Hi All,
I have been trying to configure a pair of sparks in a new installation to talk to each other and sync via NCCL. I have completed the first ‘playbook’ ‘Connect two Sparks’. I am now trying to complete the 2nd playbook called ‘NCCL for two sparks’ ( NCCL for Two Sparks | DGX Spark ).
I have read the text there and also numerous threads in the forums, but no matter what I have changed, I always get the same or similar result. I am seeing the error output:
WARNING: An invalid value was given for btl_tcp_if_include. This
value will be ignored.
Local host: spark-8ad8
Value: enp1s0f0np0
Message: Unknown interface name
The instructions say to run the mpirun command on both sparks, but is not clear about which port identifiers should be used from which spark when running the command on each unit.
In any case, I have now tried every possible variation - and always get the same format of error. It is as if the system expects the same port name to be present on both boxes, when I have different port names on each box (Which I think aligns with the instructions on build.nvidia ( NCCL for Two Sparks | DGX Spark ).
Spark 1:
ibdev2netdev
rocep1s0f0 port 1 ==> enp1s0f0np0 (Down)
rocep1s0f1 port 1 ==> enp1s0f1np1 (Up)
roceP2p1s0f0 port 1 ==> enP2p1s0f0np0 (Down)
roceP2p1s0f1 port 1 ==> enP2p1s0f1np1 (Up).
Spark 2:
rocep1s0f0 port 1 ==> enp1s0f0np0 (Up)
rocep1s0f1 port 1 ==> enp1s0f1np1 (Down)
roceP2p1s0f0 port 1 ==> enP2p1s0f0np0 (Up)
roceP2p1s0f1 port 1 ==> enP2p1s0f1np1 (Down)
So I take from this output that the device on Spark 1 is: enp1s0f1np1
and Spark 2 is: enP2p1s0f0np0
However, when I run the mpirun command, I always see the aforementioned error - complaining of an incorrect ethernet device for one or other of the sparks.
export PORT_NAME=enp1s0f0np0
export UCX_NET_DEVICES=$PORT_NAME
export NCCL_SOCKET_IFNAME=$PORT_NAME
export OMPI_MCA_btl_tcp_if_include=$PORT_NAME
Running commands only on Spark 2:
If I use ‘enp1s0f0np0’ for the port_name, then I’ll get an error complaining about an unknown interface error relating to Spark 1. If I use the other port name then I get the same error for Spark 2. So essentially, I always see an error.
I have an added complexity of having changed the SSH port on Spark 2 so that I could access it remotely, separate to Spark 1, but I have been able to supply the port number to mpirun in order to overcome that where needed.

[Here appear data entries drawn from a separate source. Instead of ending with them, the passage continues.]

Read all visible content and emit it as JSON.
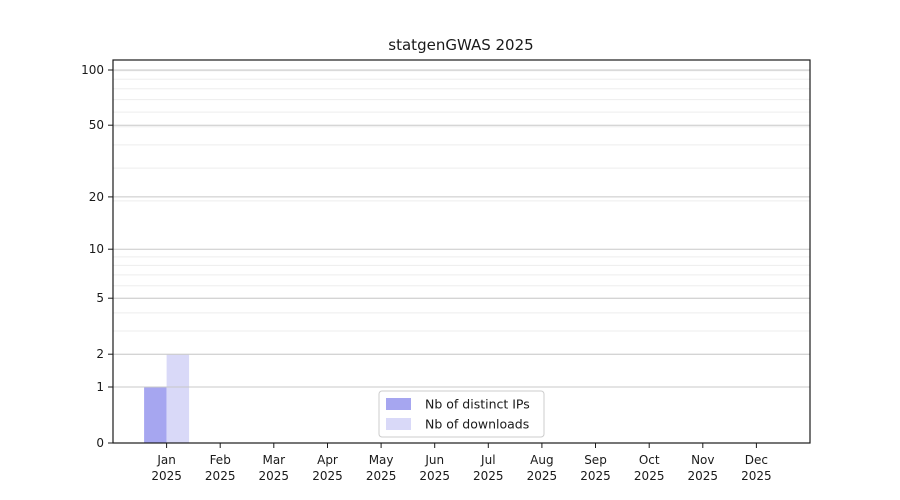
{
  "chart_data": {
    "type": "bar",
    "title": "statgenGWAS 2025",
    "categories": [
      "Jan",
      "Feb",
      "Mar",
      "Apr",
      "May",
      "Jun",
      "Jul",
      "Aug",
      "Sep",
      "Oct",
      "Nov",
      "Dec"
    ],
    "category_sublabel": "2025",
    "series": [
      {
        "name": "Nb of distinct IPs",
        "color": "#a6a6f0",
        "values": [
          1,
          0,
          0,
          0,
          0,
          0,
          0,
          0,
          0,
          0,
          0,
          0
        ]
      },
      {
        "name": "Nb of downloads",
        "color": "#d9d9f8",
        "values": [
          2,
          0,
          0,
          0,
          0,
          0,
          0,
          0,
          0,
          0,
          0,
          0
        ]
      }
    ],
    "yscale": "log1p",
    "yticks": [
      0,
      1,
      2,
      5,
      10,
      20,
      50,
      100
    ],
    "ylim": [
      0,
      113
    ],
    "xlabel": "",
    "ylabel": "",
    "grid": true,
    "legend": {
      "position": "bottom-center",
      "entries": [
        "Nb of distinct IPs",
        "Nb of downloads"
      ]
    }
  },
  "colors": {
    "background": "#ffffff",
    "axis": "#1a1a1a",
    "major_grid": "#c8c8c8",
    "minor_grid": "#ededed",
    "legend_border": "#cccccc",
    "legend_background": "#ffffff"
  }
}
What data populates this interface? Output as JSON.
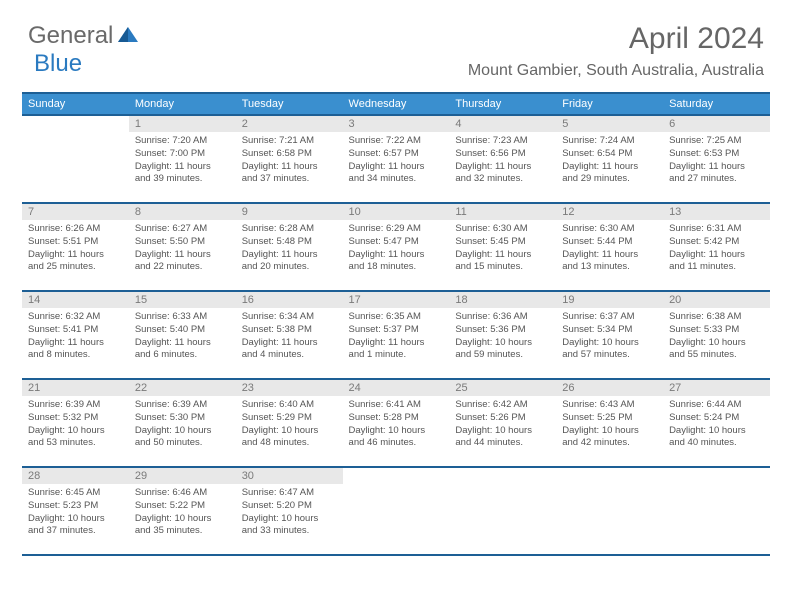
{
  "logo": {
    "text1": "General",
    "text2": "Blue",
    "icon_color": "#2a7ac0"
  },
  "title": "April 2024",
  "location": "Mount Gambier, South Australia, Australia",
  "colors": {
    "header_bg": "#3a8fcf",
    "header_border": "#1d5f95",
    "daynum_bg": "#e8e8e8",
    "text": "#555"
  },
  "weekdays": [
    "Sunday",
    "Monday",
    "Tuesday",
    "Wednesday",
    "Thursday",
    "Friday",
    "Saturday"
  ],
  "weeks": [
    [
      {
        "empty": true
      },
      {
        "n": "1",
        "sr": "Sunrise: 7:20 AM",
        "ss": "Sunset: 7:00 PM",
        "d1": "Daylight: 11 hours",
        "d2": "and 39 minutes."
      },
      {
        "n": "2",
        "sr": "Sunrise: 7:21 AM",
        "ss": "Sunset: 6:58 PM",
        "d1": "Daylight: 11 hours",
        "d2": "and 37 minutes."
      },
      {
        "n": "3",
        "sr": "Sunrise: 7:22 AM",
        "ss": "Sunset: 6:57 PM",
        "d1": "Daylight: 11 hours",
        "d2": "and 34 minutes."
      },
      {
        "n": "4",
        "sr": "Sunrise: 7:23 AM",
        "ss": "Sunset: 6:56 PM",
        "d1": "Daylight: 11 hours",
        "d2": "and 32 minutes."
      },
      {
        "n": "5",
        "sr": "Sunrise: 7:24 AM",
        "ss": "Sunset: 6:54 PM",
        "d1": "Daylight: 11 hours",
        "d2": "and 29 minutes."
      },
      {
        "n": "6",
        "sr": "Sunrise: 7:25 AM",
        "ss": "Sunset: 6:53 PM",
        "d1": "Daylight: 11 hours",
        "d2": "and 27 minutes."
      }
    ],
    [
      {
        "n": "7",
        "sr": "Sunrise: 6:26 AM",
        "ss": "Sunset: 5:51 PM",
        "d1": "Daylight: 11 hours",
        "d2": "and 25 minutes."
      },
      {
        "n": "8",
        "sr": "Sunrise: 6:27 AM",
        "ss": "Sunset: 5:50 PM",
        "d1": "Daylight: 11 hours",
        "d2": "and 22 minutes."
      },
      {
        "n": "9",
        "sr": "Sunrise: 6:28 AM",
        "ss": "Sunset: 5:48 PM",
        "d1": "Daylight: 11 hours",
        "d2": "and 20 minutes."
      },
      {
        "n": "10",
        "sr": "Sunrise: 6:29 AM",
        "ss": "Sunset: 5:47 PM",
        "d1": "Daylight: 11 hours",
        "d2": "and 18 minutes."
      },
      {
        "n": "11",
        "sr": "Sunrise: 6:30 AM",
        "ss": "Sunset: 5:45 PM",
        "d1": "Daylight: 11 hours",
        "d2": "and 15 minutes."
      },
      {
        "n": "12",
        "sr": "Sunrise: 6:30 AM",
        "ss": "Sunset: 5:44 PM",
        "d1": "Daylight: 11 hours",
        "d2": "and 13 minutes."
      },
      {
        "n": "13",
        "sr": "Sunrise: 6:31 AM",
        "ss": "Sunset: 5:42 PM",
        "d1": "Daylight: 11 hours",
        "d2": "and 11 minutes."
      }
    ],
    [
      {
        "n": "14",
        "sr": "Sunrise: 6:32 AM",
        "ss": "Sunset: 5:41 PM",
        "d1": "Daylight: 11 hours",
        "d2": "and 8 minutes."
      },
      {
        "n": "15",
        "sr": "Sunrise: 6:33 AM",
        "ss": "Sunset: 5:40 PM",
        "d1": "Daylight: 11 hours",
        "d2": "and 6 minutes."
      },
      {
        "n": "16",
        "sr": "Sunrise: 6:34 AM",
        "ss": "Sunset: 5:38 PM",
        "d1": "Daylight: 11 hours",
        "d2": "and 4 minutes."
      },
      {
        "n": "17",
        "sr": "Sunrise: 6:35 AM",
        "ss": "Sunset: 5:37 PM",
        "d1": "Daylight: 11 hours",
        "d2": "and 1 minute."
      },
      {
        "n": "18",
        "sr": "Sunrise: 6:36 AM",
        "ss": "Sunset: 5:36 PM",
        "d1": "Daylight: 10 hours",
        "d2": "and 59 minutes."
      },
      {
        "n": "19",
        "sr": "Sunrise: 6:37 AM",
        "ss": "Sunset: 5:34 PM",
        "d1": "Daylight: 10 hours",
        "d2": "and 57 minutes."
      },
      {
        "n": "20",
        "sr": "Sunrise: 6:38 AM",
        "ss": "Sunset: 5:33 PM",
        "d1": "Daylight: 10 hours",
        "d2": "and 55 minutes."
      }
    ],
    [
      {
        "n": "21",
        "sr": "Sunrise: 6:39 AM",
        "ss": "Sunset: 5:32 PM",
        "d1": "Daylight: 10 hours",
        "d2": "and 53 minutes."
      },
      {
        "n": "22",
        "sr": "Sunrise: 6:39 AM",
        "ss": "Sunset: 5:30 PM",
        "d1": "Daylight: 10 hours",
        "d2": "and 50 minutes."
      },
      {
        "n": "23",
        "sr": "Sunrise: 6:40 AM",
        "ss": "Sunset: 5:29 PM",
        "d1": "Daylight: 10 hours",
        "d2": "and 48 minutes."
      },
      {
        "n": "24",
        "sr": "Sunrise: 6:41 AM",
        "ss": "Sunset: 5:28 PM",
        "d1": "Daylight: 10 hours",
        "d2": "and 46 minutes."
      },
      {
        "n": "25",
        "sr": "Sunrise: 6:42 AM",
        "ss": "Sunset: 5:26 PM",
        "d1": "Daylight: 10 hours",
        "d2": "and 44 minutes."
      },
      {
        "n": "26",
        "sr": "Sunrise: 6:43 AM",
        "ss": "Sunset: 5:25 PM",
        "d1": "Daylight: 10 hours",
        "d2": "and 42 minutes."
      },
      {
        "n": "27",
        "sr": "Sunrise: 6:44 AM",
        "ss": "Sunset: 5:24 PM",
        "d1": "Daylight: 10 hours",
        "d2": "and 40 minutes."
      }
    ],
    [
      {
        "n": "28",
        "sr": "Sunrise: 6:45 AM",
        "ss": "Sunset: 5:23 PM",
        "d1": "Daylight: 10 hours",
        "d2": "and 37 minutes."
      },
      {
        "n": "29",
        "sr": "Sunrise: 6:46 AM",
        "ss": "Sunset: 5:22 PM",
        "d1": "Daylight: 10 hours",
        "d2": "and 35 minutes."
      },
      {
        "n": "30",
        "sr": "Sunrise: 6:47 AM",
        "ss": "Sunset: 5:20 PM",
        "d1": "Daylight: 10 hours",
        "d2": "and 33 minutes."
      },
      {
        "empty": true
      },
      {
        "empty": true
      },
      {
        "empty": true
      },
      {
        "empty": true
      }
    ]
  ]
}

I tested unsetting the if_include variable completely and then got a different result: Running the command on Spark 1 resulted in it saying it had identified a potential PID on Spark 2 but couldn’t sync. When I ran top on Spark 2, I could see the named PID was consuming 100% cpu. When I killed that task, Spark 1 detected it and stopped it’s own processing.
So there is a connection of sorts - but not proper syncing.
I am not in the same physical location as the units, so I can’t easily change the connector cable. My colleague tells me that the cable is connecting the devices such at the two sockets that are closest to each other on the devices are connected. Could it be that one of the sockets needs to be swapped on one unit?
Any other ideas?
Thanks